It’s Not Easy Being Evil


To keep your standing as a Dark Lord of the Seven Sisters, it’s a must to submit ample proof of dastardly deeds to the Council of Evil Overlords. Those embrace poisonings, unlucky transfiguration, a racket (tennis tools not acceptable), homicide, kidnappings, plague and/or enhanced climate phenomena. In Sarah Jean Horwitz’s THE DARK LORD CLEMENTINE (Algonquin, 329 pp., $17.99; ages 10 and up), a hilariously heartwarming magical journey, that’s not as straightforward because it sounds.

Dark Lord Elithor Morcerous is notorious for his dastardly deeds, however he hasn’t been himself these days. He now not summons his 12-year-old daughter, Clementine, for magic classes. He doesn’t come out of his tower for meals. And there’s one thing unusual about his look. Has he obtained an unflattering haircut? No, that wouldn’t clarify his nostril, which “became skinnier and skinnier, and his chin weaker and weaker,” till his pores and skin “took on the raw-looking texture of freshly chopped wood.” When his fingers sharpen into lengthy factors, Clementine decides to broach the topic, regardless of their unstated settlement to by no means discuss something.

“It’s obvious,” Clementine says. “Something is … chipping away at you!”

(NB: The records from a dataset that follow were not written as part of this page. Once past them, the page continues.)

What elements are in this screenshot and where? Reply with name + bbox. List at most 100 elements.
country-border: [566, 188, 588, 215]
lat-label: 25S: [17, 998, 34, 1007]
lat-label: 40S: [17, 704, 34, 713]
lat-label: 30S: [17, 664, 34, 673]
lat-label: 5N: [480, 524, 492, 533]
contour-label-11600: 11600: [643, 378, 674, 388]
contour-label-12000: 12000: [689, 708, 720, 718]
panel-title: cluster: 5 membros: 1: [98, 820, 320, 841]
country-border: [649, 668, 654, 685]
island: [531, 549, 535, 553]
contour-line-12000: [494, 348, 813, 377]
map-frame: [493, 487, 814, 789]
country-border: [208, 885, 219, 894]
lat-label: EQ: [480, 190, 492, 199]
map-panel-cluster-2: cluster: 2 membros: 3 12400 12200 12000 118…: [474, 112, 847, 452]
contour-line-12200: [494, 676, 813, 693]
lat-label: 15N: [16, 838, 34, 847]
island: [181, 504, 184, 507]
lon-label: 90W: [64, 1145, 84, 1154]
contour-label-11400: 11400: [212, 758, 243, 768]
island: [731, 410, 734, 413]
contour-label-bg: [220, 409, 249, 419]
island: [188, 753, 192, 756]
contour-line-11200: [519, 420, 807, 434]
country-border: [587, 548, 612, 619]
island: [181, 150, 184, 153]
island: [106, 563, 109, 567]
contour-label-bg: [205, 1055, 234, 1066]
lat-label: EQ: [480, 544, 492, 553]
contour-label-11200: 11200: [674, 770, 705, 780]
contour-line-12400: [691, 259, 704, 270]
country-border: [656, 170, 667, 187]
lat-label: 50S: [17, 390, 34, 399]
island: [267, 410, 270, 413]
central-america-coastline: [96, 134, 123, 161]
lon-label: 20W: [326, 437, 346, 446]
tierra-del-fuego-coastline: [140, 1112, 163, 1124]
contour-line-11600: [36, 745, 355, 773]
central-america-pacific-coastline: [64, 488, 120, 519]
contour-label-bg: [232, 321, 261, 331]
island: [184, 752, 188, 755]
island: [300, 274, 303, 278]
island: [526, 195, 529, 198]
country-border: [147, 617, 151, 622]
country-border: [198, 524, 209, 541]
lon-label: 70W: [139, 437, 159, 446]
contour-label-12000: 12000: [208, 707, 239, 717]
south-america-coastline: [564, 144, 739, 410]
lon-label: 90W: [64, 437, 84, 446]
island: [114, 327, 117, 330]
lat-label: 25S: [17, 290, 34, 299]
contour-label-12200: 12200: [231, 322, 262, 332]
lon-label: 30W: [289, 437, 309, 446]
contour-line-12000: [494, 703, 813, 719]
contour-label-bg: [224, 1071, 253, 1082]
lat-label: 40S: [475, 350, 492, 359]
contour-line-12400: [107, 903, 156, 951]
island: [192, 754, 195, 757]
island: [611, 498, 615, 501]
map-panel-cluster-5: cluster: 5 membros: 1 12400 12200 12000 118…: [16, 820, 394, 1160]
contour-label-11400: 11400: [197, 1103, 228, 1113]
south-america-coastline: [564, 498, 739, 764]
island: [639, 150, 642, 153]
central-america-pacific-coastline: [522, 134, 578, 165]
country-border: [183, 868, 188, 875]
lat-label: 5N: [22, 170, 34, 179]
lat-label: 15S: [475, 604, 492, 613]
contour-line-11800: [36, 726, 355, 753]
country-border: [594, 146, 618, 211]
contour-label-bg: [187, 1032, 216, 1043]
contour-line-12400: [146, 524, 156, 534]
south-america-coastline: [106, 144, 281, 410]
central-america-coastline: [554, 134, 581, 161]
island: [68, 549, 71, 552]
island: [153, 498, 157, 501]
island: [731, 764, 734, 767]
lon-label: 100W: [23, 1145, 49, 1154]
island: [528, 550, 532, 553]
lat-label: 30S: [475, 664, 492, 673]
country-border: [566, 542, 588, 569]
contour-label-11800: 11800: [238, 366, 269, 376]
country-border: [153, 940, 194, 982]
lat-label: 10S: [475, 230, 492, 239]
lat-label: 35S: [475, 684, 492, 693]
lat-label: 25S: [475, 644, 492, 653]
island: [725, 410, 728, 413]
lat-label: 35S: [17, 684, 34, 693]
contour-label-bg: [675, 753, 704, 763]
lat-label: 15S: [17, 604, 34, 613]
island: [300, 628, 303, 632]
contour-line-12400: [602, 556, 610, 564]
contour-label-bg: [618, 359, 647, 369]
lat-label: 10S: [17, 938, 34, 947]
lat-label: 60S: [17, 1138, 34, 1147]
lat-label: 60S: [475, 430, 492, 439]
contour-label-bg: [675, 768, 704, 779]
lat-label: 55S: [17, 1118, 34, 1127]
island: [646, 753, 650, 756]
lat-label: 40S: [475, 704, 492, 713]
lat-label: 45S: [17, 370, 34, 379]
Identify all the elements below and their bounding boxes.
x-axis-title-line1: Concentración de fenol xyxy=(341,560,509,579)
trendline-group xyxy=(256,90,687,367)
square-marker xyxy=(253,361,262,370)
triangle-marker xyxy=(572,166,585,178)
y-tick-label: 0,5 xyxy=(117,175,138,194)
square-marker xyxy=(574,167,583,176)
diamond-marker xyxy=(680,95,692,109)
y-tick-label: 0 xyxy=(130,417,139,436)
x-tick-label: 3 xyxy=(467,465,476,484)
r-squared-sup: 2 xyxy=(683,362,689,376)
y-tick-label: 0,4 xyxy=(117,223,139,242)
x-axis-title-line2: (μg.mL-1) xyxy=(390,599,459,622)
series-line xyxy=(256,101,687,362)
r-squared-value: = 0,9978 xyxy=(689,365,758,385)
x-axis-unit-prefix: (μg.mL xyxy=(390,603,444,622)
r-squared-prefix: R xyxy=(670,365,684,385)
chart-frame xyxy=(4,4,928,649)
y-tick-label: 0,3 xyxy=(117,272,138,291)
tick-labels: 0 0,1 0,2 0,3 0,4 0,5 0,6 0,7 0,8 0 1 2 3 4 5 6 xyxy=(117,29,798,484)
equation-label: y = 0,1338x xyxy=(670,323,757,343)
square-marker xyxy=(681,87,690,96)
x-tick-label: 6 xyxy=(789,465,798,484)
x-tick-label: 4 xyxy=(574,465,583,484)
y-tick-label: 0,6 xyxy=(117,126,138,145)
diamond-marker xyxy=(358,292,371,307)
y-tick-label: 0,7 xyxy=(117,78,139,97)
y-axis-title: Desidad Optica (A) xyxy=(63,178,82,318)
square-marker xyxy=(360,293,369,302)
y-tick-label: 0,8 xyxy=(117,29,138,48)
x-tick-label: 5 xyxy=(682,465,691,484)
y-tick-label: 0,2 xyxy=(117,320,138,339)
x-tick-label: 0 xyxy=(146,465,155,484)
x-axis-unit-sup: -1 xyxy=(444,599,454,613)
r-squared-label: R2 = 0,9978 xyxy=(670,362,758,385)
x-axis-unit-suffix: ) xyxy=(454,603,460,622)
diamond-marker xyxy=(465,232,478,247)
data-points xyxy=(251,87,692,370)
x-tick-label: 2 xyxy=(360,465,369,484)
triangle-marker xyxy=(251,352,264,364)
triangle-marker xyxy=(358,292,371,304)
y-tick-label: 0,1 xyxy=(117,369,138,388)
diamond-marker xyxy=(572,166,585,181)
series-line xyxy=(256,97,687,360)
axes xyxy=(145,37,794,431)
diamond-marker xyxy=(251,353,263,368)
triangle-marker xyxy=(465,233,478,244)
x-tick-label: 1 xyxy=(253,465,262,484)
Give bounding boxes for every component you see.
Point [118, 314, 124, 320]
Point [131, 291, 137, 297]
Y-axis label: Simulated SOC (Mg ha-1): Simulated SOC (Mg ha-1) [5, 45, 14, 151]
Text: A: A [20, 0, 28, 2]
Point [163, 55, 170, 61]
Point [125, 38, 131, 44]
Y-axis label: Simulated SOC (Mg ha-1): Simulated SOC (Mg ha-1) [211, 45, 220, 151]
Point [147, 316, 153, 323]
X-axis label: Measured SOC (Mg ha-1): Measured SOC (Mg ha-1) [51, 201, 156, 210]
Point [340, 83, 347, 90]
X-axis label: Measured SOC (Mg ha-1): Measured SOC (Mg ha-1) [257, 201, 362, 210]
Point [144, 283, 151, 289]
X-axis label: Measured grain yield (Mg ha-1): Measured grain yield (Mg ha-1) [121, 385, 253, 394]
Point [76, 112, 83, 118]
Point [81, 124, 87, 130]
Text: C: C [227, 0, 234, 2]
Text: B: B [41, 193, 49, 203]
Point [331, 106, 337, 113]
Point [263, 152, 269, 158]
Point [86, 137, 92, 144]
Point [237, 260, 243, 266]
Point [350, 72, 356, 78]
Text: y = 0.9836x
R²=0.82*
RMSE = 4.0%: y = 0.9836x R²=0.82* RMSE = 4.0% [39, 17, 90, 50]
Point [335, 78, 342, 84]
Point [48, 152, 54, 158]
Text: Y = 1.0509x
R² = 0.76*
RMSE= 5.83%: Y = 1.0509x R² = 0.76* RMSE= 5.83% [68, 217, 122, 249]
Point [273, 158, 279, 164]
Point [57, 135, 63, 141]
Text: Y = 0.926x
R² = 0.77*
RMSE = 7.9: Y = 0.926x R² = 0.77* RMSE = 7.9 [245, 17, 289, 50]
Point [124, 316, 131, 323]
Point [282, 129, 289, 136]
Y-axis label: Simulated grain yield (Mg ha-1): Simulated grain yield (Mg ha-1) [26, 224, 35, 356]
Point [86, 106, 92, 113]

Convinced her father’s been cursed, Clementine scours his cavernous library for clues, the place she learns (from the Witchionary, in fact) that he has been cursed by the Whittle Witch of the Woods.

Clementine desires to do one thing, particularly when their farm falls to near-ruin, however Dark Lord Elithor makes Clementine promise — “above all else” — that she’s going to not go in search of the Whittle Witch. He calls for to be left alone in his tower at Castle Brack so he can reverse the curse on his personal. But there is probably not time for that; quickly, Dark Lord Elithor is reprimanded by the Council of Evil Overlords, who remind Clementine that “the primary function of Dark Lords is to terrorize lesser beings through Dastardly Deeds.” Failure to meet this responsibility has many penalties, together with, however not restricted to, “transfiguration of the guilty parties into many small insects, which will then be individually squished.”